By TOM CALLIS
Tribune-Herald staff writer
Puna Geothermal Venture, criticized for around-the-clock drilling earlier this year, is looking at taking extra steps to reduce its noise impact.
In response to community concerns, the geothermal plant in Puna, operated by Ormat Technologies, is considering installing sound barriers around a drill the next time a well is constructed, said Paul Thomsen, Ormat policy and business development director.
“I think it’s because of the reaction of the community … we are looking at reducing the decibel noise,” he said.
In the meantime, sound walls, already used around parts of the plant, will be expanded and a “hospital-grade muffler” will be placed on a truck-mounted drill to be used for well maintenance next month.
“There’s going to be almost no noise,” Thomsen said of the work that will occur around Thanksgiving.
“I doubt that anyone is going to hear it.”
The additional sound-proofing efforts come as PGV faces criticism for a drilling project that lasted 24 hours a day from March through July, which was loud enough, neighbors say, to wake them up.
In response, County Council chairman Dominic Yagong introduced legislation to prohibit geothermal well drilling at night, though whether it would apply to the plant, which has at least one existing permit for additional geothermal production, remains murky.
A public hearing on the bill will be held at 5:30 p.m. Friday in the Pahoa Neighborhood Facility. The council will take testimony but no action until its Nov. 9 meeting, Yagong said.
Thomsen said the plant received far fewer complaints during past drilling.
If approved, the bill would limit drilling that occurs within one mile of a residence to between 7 a.m. and 7 p.m.
PGV opposes the bill, saying stopping drilling for half the day would create safety issues and lengthen the projects. Its attorney has also raised questions as to whether it could apply to the plant since it has a permit from the Windward Planning Commission to expand geothermal power up to 60 megawatts. It currently produces 34 megawatts.
Yagong said he agrees that legalization can’t be retroactive, and therefore, can’t impact existing permits, but he notes it still could be enforced on any new permit PGV receives, possibly from other agencies that still have to approve new drilling.
“As long as the existing permit they have allows them to do certain things, it should not affect that,” he said. “It’s only if they go out for a new permit that’s not covered under existing permits would any of that then fall, have to abide by the ordinance.”

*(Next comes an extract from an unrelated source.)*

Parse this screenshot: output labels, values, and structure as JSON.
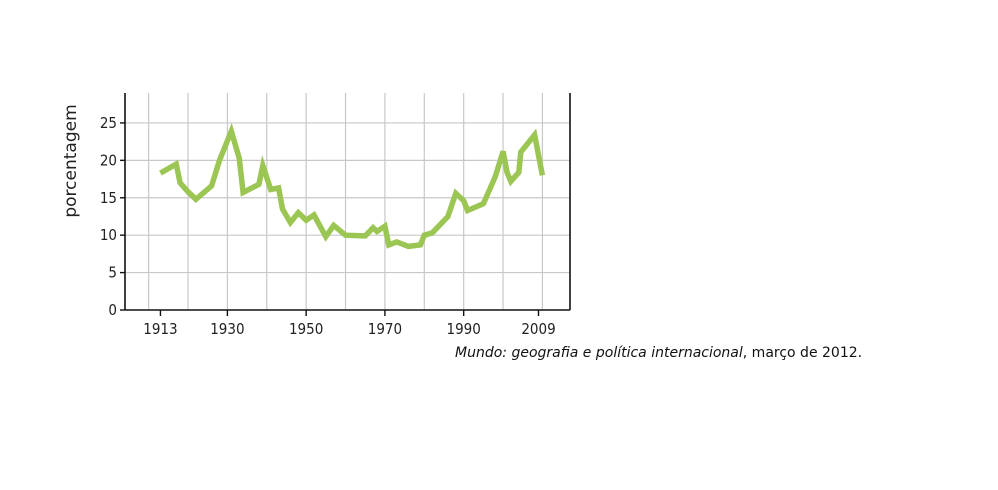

In a voicemail, county Planning Director Bobby Jean Leithead Todd said she is unclear on what limitations the county can place on the permits.
“To me, there is a real question as to where the authority lies on that issue,” she said.
Corporation counsel hasn’t appeared to question the legislation but did raise concerns over it’s application to PGV.
In addition to plans to reduce noise, PGV is also changing the way it displays data on noise and hydrogen sulfide levels on its website.
Those changes, unveiled at a community meeting in Pahoa on Tuesday, will allow users to review historical data rather than the current 5-minute average.
Karen Breitlow, of Cardno TEC, PGV’s environmental consultant, said the information will be boiled down to the year, month, day and hour, though the data will still be based on averages of 5 minutes or more.
Some Puna residents at the meeting, attended by about 40 people, raised concerns over the continued use of averages.
“It won’t pick it up but I will pick it up in my home,” said Jon Olsen, referring to a large, single noise event.
Others said they think the noise limit of 70 decibels for the plant should be reduced. Thomsen said PGV usually stays well below that level.